Let $A$ and $B$ be two nonempty sets. Can we show, without using the Axiom of Choice, that there must either be a surjection $A\to B$ or $B\to A$?
With Choice we can do this by using Zorn to obtain a maximal injective partial function $A\to B$, and then extending it to a surjection in one direction or the other.
No, you cannot show this. For instance, it is consistent to have infinite Dedekind-finite sets whose power set is still Dedekind-finite. Now, if there is a surjection from $A$ to $\omega$, then there is an injection from $\omega$ (indeed, from $\mathcal P(\omega)$) to $\mathcal P(A)$, so $\mathcal P(A)$ is Dedekind-infinite.
Thus, if $\mathcal P(X)$ is infinite Dedekind-finite, then $X$ and $\omega$ are two non-empty sets with no bijections in either direction.
More generally, suppose that $X$ is not well-orderable, and let $\Theta$ be the first non-zero ordinal that $X$ does not surject onto. $\Theta$ clearly exists, since if $f:X\to\alpha$ is onto, then there is a partition of $X$ in type $\alpha$. The collection of partitions of $X$ is a set, and for any partition, there are only set-many orders we can put on its classes, so there are only set-many ordinals that work as $\alpha$.

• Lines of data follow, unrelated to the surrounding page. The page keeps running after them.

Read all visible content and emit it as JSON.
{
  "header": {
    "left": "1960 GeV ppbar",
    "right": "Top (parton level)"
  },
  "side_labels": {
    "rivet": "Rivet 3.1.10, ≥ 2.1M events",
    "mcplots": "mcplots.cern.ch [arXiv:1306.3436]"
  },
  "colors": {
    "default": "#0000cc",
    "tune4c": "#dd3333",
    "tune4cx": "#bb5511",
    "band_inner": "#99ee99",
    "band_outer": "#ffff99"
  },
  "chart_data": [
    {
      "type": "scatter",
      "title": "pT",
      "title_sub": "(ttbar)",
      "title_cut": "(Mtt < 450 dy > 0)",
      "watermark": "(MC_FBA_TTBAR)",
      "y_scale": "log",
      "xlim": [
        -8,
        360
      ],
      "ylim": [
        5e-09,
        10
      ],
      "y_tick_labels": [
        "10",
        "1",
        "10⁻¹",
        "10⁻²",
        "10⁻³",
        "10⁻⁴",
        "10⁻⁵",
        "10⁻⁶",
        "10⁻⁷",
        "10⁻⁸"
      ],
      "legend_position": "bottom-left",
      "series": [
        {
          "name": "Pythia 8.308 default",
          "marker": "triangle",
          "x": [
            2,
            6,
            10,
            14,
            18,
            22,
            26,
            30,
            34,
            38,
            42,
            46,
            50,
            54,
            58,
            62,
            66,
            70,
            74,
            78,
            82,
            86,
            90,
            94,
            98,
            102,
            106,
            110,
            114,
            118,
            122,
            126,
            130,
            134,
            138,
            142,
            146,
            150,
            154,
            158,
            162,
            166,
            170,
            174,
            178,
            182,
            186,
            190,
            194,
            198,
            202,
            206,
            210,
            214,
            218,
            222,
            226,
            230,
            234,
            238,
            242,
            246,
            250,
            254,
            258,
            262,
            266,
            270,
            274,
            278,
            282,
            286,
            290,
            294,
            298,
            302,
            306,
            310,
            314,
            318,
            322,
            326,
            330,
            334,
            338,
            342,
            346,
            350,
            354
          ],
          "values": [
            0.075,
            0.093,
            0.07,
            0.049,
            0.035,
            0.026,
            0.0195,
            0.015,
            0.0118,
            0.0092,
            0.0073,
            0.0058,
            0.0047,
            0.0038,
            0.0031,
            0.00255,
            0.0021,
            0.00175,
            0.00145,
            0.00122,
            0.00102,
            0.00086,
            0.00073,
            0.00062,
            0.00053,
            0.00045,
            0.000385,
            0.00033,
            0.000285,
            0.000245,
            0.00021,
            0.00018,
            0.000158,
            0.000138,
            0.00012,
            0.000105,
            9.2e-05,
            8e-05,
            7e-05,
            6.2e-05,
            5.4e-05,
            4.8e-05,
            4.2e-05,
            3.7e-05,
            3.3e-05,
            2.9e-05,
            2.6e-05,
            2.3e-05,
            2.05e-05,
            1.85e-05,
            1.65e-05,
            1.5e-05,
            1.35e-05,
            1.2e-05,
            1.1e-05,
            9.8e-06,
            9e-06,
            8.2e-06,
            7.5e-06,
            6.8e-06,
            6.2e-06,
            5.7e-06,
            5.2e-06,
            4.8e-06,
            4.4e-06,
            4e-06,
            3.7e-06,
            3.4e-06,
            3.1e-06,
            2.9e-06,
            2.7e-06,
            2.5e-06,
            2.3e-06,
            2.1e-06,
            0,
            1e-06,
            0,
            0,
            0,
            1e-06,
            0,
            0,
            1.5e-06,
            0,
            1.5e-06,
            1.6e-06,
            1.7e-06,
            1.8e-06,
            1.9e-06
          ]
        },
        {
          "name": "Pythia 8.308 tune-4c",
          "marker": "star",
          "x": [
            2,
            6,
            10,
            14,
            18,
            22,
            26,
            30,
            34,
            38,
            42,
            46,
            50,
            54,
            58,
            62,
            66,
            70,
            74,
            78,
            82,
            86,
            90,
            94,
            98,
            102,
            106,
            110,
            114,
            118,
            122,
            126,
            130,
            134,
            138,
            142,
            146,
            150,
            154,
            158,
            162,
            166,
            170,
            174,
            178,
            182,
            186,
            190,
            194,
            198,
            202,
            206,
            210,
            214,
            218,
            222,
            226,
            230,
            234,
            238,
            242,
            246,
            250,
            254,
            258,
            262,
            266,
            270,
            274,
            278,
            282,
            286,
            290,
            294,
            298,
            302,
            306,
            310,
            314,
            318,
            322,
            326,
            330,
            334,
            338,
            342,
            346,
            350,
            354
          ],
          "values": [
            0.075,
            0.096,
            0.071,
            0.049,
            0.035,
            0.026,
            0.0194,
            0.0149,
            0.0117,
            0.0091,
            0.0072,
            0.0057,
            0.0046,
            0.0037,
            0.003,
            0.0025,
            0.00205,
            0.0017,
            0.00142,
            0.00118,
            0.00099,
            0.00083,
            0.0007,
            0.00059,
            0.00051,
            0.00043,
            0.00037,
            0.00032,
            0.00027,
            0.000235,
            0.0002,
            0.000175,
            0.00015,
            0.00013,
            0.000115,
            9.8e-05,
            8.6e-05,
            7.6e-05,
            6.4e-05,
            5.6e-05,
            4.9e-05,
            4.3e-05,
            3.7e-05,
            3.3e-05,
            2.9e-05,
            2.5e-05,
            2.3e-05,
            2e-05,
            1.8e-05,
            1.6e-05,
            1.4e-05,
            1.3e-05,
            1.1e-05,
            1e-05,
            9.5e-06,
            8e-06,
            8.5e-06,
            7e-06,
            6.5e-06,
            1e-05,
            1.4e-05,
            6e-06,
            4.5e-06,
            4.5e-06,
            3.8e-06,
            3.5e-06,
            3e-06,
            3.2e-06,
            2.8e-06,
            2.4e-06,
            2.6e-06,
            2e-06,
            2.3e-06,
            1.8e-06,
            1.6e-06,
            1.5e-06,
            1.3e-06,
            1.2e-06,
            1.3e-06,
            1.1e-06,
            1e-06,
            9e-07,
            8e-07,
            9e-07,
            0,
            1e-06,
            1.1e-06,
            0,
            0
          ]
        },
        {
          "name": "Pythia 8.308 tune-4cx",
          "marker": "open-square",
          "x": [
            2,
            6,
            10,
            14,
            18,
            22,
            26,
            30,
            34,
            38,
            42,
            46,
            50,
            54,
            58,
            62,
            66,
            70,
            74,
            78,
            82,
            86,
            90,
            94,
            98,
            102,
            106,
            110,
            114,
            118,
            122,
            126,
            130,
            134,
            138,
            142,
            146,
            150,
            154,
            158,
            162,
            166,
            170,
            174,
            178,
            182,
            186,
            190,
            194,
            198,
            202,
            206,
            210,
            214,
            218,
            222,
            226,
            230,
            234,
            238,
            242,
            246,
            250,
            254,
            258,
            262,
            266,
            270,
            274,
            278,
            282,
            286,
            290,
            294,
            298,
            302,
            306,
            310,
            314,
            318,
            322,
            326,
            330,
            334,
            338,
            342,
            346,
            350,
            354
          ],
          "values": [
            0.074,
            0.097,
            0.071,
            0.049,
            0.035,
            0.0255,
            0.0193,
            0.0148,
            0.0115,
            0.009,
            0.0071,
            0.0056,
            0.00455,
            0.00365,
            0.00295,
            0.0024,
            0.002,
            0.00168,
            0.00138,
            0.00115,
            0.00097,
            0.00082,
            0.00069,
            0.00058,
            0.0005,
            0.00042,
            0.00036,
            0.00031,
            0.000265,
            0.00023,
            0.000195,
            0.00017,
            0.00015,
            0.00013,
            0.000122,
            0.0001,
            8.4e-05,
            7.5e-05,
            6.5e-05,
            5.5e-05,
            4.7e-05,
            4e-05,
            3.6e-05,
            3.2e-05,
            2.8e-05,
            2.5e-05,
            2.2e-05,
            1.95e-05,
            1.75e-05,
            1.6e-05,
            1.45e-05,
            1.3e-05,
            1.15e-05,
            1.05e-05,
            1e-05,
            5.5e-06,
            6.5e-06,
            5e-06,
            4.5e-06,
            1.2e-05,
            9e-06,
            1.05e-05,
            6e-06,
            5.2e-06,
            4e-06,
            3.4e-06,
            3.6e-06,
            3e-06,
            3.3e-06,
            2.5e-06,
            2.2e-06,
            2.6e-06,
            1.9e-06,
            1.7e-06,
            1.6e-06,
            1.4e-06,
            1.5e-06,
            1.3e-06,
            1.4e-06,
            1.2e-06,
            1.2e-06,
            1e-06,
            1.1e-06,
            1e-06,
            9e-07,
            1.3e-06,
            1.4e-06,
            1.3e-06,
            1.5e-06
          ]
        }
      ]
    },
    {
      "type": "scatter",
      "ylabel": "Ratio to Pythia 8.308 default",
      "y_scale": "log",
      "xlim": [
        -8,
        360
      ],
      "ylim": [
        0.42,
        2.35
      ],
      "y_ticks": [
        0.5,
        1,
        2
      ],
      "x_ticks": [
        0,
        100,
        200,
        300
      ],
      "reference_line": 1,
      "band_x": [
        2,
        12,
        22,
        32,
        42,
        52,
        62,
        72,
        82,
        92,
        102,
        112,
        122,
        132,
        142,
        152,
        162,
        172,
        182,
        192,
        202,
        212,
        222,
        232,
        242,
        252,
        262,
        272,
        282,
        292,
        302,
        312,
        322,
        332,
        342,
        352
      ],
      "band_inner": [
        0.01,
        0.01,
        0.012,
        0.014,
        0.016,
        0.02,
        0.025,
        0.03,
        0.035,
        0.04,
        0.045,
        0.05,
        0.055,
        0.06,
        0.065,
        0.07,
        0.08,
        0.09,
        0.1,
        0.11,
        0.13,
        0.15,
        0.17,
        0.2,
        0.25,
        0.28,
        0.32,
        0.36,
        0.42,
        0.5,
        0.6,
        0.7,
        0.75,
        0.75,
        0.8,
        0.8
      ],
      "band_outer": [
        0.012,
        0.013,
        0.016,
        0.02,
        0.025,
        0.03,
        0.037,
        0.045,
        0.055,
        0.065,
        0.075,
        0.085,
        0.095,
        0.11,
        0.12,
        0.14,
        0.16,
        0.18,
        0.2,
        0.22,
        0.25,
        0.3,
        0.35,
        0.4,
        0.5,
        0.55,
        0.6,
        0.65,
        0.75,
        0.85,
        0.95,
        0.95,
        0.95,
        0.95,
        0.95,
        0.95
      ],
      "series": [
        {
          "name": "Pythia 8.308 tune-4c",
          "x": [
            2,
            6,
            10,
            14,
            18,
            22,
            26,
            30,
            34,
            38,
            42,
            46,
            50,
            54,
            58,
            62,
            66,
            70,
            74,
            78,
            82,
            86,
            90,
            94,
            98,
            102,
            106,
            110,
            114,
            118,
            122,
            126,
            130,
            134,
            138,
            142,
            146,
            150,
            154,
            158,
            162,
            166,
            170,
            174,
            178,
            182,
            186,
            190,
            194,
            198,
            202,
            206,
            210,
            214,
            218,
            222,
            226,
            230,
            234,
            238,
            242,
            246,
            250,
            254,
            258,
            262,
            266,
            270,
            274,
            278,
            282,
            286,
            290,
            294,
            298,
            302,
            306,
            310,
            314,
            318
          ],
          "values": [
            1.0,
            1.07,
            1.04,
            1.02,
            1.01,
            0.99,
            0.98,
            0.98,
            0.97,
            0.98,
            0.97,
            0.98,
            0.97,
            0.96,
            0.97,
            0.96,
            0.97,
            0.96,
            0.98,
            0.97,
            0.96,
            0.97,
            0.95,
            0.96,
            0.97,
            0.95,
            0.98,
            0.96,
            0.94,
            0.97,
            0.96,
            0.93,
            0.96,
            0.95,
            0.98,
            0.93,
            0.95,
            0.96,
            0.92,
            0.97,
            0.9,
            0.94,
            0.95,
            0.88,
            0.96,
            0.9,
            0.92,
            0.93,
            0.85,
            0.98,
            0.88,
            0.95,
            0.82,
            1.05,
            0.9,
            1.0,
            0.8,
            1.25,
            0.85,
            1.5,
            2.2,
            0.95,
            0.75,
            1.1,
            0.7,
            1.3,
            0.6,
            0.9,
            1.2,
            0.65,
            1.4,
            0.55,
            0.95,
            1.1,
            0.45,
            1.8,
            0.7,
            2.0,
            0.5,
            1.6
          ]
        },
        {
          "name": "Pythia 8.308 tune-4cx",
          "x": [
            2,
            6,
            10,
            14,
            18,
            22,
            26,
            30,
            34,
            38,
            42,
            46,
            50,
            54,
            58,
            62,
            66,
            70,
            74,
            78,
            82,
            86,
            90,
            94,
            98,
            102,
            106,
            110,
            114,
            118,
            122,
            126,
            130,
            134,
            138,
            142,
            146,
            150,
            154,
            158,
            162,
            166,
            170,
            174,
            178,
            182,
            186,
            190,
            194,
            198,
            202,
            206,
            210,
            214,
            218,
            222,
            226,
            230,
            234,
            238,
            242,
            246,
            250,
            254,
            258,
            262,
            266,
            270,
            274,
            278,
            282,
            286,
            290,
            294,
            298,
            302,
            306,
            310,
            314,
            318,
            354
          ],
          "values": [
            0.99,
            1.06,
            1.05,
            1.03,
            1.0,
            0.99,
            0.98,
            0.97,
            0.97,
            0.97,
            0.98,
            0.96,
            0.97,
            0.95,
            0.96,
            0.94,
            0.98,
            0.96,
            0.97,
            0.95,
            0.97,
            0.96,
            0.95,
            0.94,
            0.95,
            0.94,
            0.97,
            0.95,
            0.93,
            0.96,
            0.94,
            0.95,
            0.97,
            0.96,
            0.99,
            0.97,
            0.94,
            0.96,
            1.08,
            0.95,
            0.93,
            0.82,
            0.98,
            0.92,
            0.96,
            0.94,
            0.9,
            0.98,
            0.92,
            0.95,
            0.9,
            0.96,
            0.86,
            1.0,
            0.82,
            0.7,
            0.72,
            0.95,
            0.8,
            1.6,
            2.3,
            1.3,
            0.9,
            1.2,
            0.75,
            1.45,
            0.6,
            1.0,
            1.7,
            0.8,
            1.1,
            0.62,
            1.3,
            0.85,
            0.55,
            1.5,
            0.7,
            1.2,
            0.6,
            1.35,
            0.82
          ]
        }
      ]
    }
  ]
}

Ok. Clearly, $\Theta$ does not surject into $X$, or $X$ would be well-orderable, since a subset of $\Theta$ would be in bijection with $X$ (by picking least representatives from each preimage). So $X$ and $\Theta$ are an example.
The original Cohen model for ZF + $\neg$AC gives a counterexample. Cohen adjoins a family $F$ of reals such that very little structure exists on $F$; in particular, it's not hard to show that whenever $r\in\mathbb{R}$ is such that both $F_{<r}$ and $F_{>r}$ are infinite, then there is no surjection from $F_{<r}$ to $F_{>r}$ or from $F_{>r}$ to $F_{<r}$.
Incidentally, this example does not fall into the category Andres mentioned: while $F$ is Dedekind-finite, its powerset is not: the family $$\{F_{<q}:q\in\mathbb{Q}\}$$ can be ordered via your favorite well-ordering of $\mathbb{Q}$, and this yields an embedding of $\omega$ into $\mathcal{P}(F)$.